Buoyed by innovative treatment
Gary recovered well from the surgery, and he enjoyed a few months of normal heart function. But in early December, while deep-sea fishing, he heart began to race, and the defibrillator kicked in. After that, Gary reached out to Dr. Kapa.
“We were aware that we might have to bring him back because where the short circuit was for him was in the middle of the heart,” Dr. Kapa says. “While we tried to burn those areas, it wasn’t clear if we’d penetrated to where the primary short circuits were.”
Although the recurrence was devastating to Gary, his Mayo Clinic team had another treatment option to offer him. A needle ablation procedure, which was part of a clinical trial, had the potential to penetrate deeper into areas within the heart than conventional ablation catheters. Gary and Kim returned to Mayo in February, and he underwent the needle ablation with Dr. Kapa and Dr. DeSimone — the first patient at Mayo Clinic to do so.
“When you think about timing, it’s amazing,” Gary says. “They started development of this catheter back in 2001. When I really needed it, it was a month of waiting. Some people would call this coincidence. I believe it is all part of God’s plan.”
Tackling a new complication
The needle ablation successfully treated the hard-to-reach tissue in Gary’s heart that had been triggering the electrical misfires. After the procedure, Gary eased back into his life. And for several months, it was business as usual. While hiking at Arches National Park in Moab, Utah, however, Gary’s heart began racing, and he braced himself. “I got shocked three times when I was a mile away from the car,” he says.

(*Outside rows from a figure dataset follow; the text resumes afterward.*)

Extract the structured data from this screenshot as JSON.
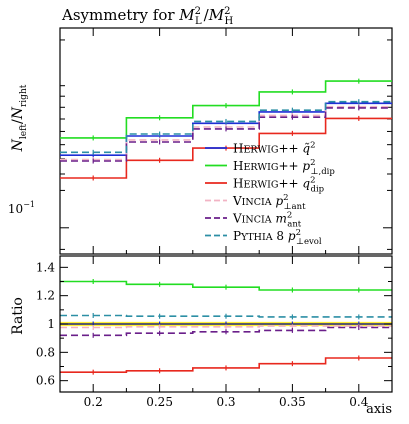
{
  "chart_data": [
    {
      "type": "line",
      "panel": "main",
      "title": "Asymmetry for M²L / M²H",
      "title_parts": {
        "lead": "Asymmetry for ",
        "m": "M",
        "sup1": "2",
        "sub1": "L",
        "sep": "/",
        "sup2": "2",
        "sub2": "H"
      },
      "ylabel": "N_left / N_right",
      "ylabel_parts": {
        "n1": "N",
        "s1": "left",
        "sep": "/",
        "n2": "N",
        "s2": "right"
      },
      "ytick_label": "10",
      "ytick_exp": "−1",
      "y_scale": "log",
      "xlim": [
        0.175,
        0.425
      ],
      "ylim": [
        0.088,
        0.265
      ],
      "x_edges": [
        0.175,
        0.225,
        0.275,
        0.325,
        0.375,
        0.425
      ],
      "legend_position": "lower-right",
      "series": [
        {
          "key": "herwig_q2",
          "legend": {
            "gen": "Herwig++",
            "sym": "q̃",
            "sup": "2",
            "sub": ""
          },
          "color": "#1f2fd6",
          "dash": "solid",
          "values": [
            0.1425,
            0.1565,
            0.1665,
            0.176,
            0.1835
          ]
        },
        {
          "key": "herwig_pt2dip",
          "legend": {
            "gen": "Herwig++",
            "sym": "p",
            "sup": "2",
            "sub": "⊥,dip"
          },
          "color": "#22dd22",
          "dash": "solid",
          "values": [
            0.155,
            0.171,
            0.1815,
            0.194,
            0.2045
          ]
        },
        {
          "key": "herwig_q2dip",
          "legend": {
            "gen": "Herwig++",
            "sym": "q",
            "sup": "2",
            "sub": "dip"
          },
          "color": "#e8281e",
          "dash": "solid",
          "values": [
            0.1275,
            0.139,
            0.1475,
            0.1585,
            0.1705
          ]
        },
        {
          "key": "vincia_pt2ant",
          "legend": {
            "gen": "Vincia",
            "sym": "p",
            "sup": "2",
            "sub": "⊥ant"
          },
          "color": "#f2b3c4",
          "dash": "dashed",
          "values": [
            0.1395,
            0.1535,
            0.1635,
            0.173,
            0.1805
          ]
        },
        {
          "key": "vincia_m2ant",
          "legend": {
            "gen": "Vincia",
            "sym": "m",
            "sup": "2",
            "sub": "ant"
          },
          "color": "#6a1f8a",
          "dash": "dashed",
          "values": [
            0.1385,
            0.152,
            0.162,
            0.1715,
            0.1795
          ]
        },
        {
          "key": "pythia8_pt2evol",
          "legend": {
            "gen": "Pythia 8",
            "sym": "p",
            "sup": "2",
            "sub": "⊥evol"
          },
          "color": "#2c8fa5",
          "dash": "dashed",
          "values": [
            0.1445,
            0.158,
            0.168,
            0.1775,
            0.185
          ]
        }
      ]
    },
    {
      "type": "line",
      "panel": "ratio",
      "ylabel": "Ratio",
      "xlabel": "axis",
      "xlim": [
        0.175,
        0.425
      ],
      "ylim": [
        0.52,
        1.48
      ],
      "yticks": [
        "0.6",
        "0.8",
        "1",
        "1.2",
        "1.4"
      ],
      "ytick_values": [
        0.6,
        0.8,
        1.0,
        1.2,
        1.4
      ],
      "xticks": [
        "0.2",
        "0.25",
        "0.3",
        "0.35",
        "0.4"
      ],
      "xtick_values": [
        0.2,
        0.25,
        0.3,
        0.35,
        0.4
      ],
      "x_edges": [
        0.175,
        0.225,
        0.275,
        0.325,
        0.375,
        0.425
      ],
      "reference_band": {
        "center": 1.0,
        "half_width": 0.015,
        "color": "#ffee33",
        "line_color": "#222222"
      },
      "series": [
        {
          "key": "herwig_q2",
          "color": "#1f2fd6",
          "dash": "solid",
          "values": [
            1.0,
            1.0,
            1.0,
            1.0,
            1.0
          ]
        },
        {
          "key": "herwig_pt2dip",
          "color": "#22dd22",
          "dash": "solid",
          "values": [
            1.3,
            1.28,
            1.26,
            1.24,
            1.24
          ]
        },
        {
          "key": "herwig_q2dip",
          "color": "#e8281e",
          "dash": "solid",
          "values": [
            0.66,
            0.67,
            0.69,
            0.72,
            0.76
          ]
        },
        {
          "key": "vincia_pt2ant",
          "color": "#f2b3c4",
          "dash": "dashed",
          "values": [
            0.975,
            0.98,
            0.98,
            0.985,
            0.985
          ]
        },
        {
          "key": "vincia_m2ant",
          "color": "#6a1f8a",
          "dash": "dashed",
          "values": [
            0.92,
            0.935,
            0.945,
            0.955,
            0.975
          ]
        },
        {
          "key": "pythia8_pt2evol",
          "color": "#2c8fa5",
          "dash": "dashed",
          "values": [
            1.06,
            1.055,
            1.055,
            1.05,
            1.05
          ]
        }
      ]
    }
  ]
}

That night, from a hospital in Colorado, Gary called Dr. Kapa, who recommended a third ablation. A few weeks later, Gary was back in Minnesota. “When I got to Mayo, I met with Dr. Kapa and Dr. DeSimone, and gave them a good hug,” Gary says. “I didn’t want to see them again, but it was good to see them.”
In the days leading up to the ablation, Gary’s care team conducted several tests to hone in on the cause of the recurrence. A positron emission tomography , or PET, scan showed a patchy pattern of inflammation in Gary’s heart that was triggering the electrical misfiring. “What we realized was there were areas that were abnormal which were normal before,” Dr. Kapa says.
Next Gary underwent a specialized, voltage-guided biopsy that determined the inflammation was a rare variant of myocarditis called lymphohistiocytic myocarditis. Gary’s medical team also performed a wire ablation to cauterize the new problem areas at that time. With the new information about the type of inflammation, Gary’s medical team recommended steroids to reign in the inflammation.
Abiding faith amid uncertainty
Since he started taking the steroids, Gary has been symptom-free. “The good news is when I went back for a checkup, all the inflammation was gone from my heart. That was cause for celebration,” he says.
The bad news is that Gary’s heart had developed a leaky mitral valve, which requires surgical correction. In February 2020, after he’s weaned from the steroids, he will return to Mayo and undergo open-heart surgery to repair the damaged valve.
“There’s really no equivalent profession where you get to make such a personal connection to other human beings. It is truly a blessing and honor.”
Christopher DeSimone, M.D., Ph.D.
For the Mayo physicians who’ve come to know Gary through his journey, each opportunity to treat him is accompanied by a renewed sense of purpose. “There’s really no equivalent profession where you get to make such a personal connection to other human beings,” Dr. DeSimone says. “It is truly a blessing and honor.”
Despite his complicated situation, Gary’s unwavering in his optimism and confidence that he’s in good hands. “All of the people who’ve had a hand in this, I am so grateful we have shared the journey and become friends,” Gary says. “What is truly inspiring is how close I have come to God. I see how he placed every piece in the puzzle long before I would have even considered the need. Everything in life is now sweeter.”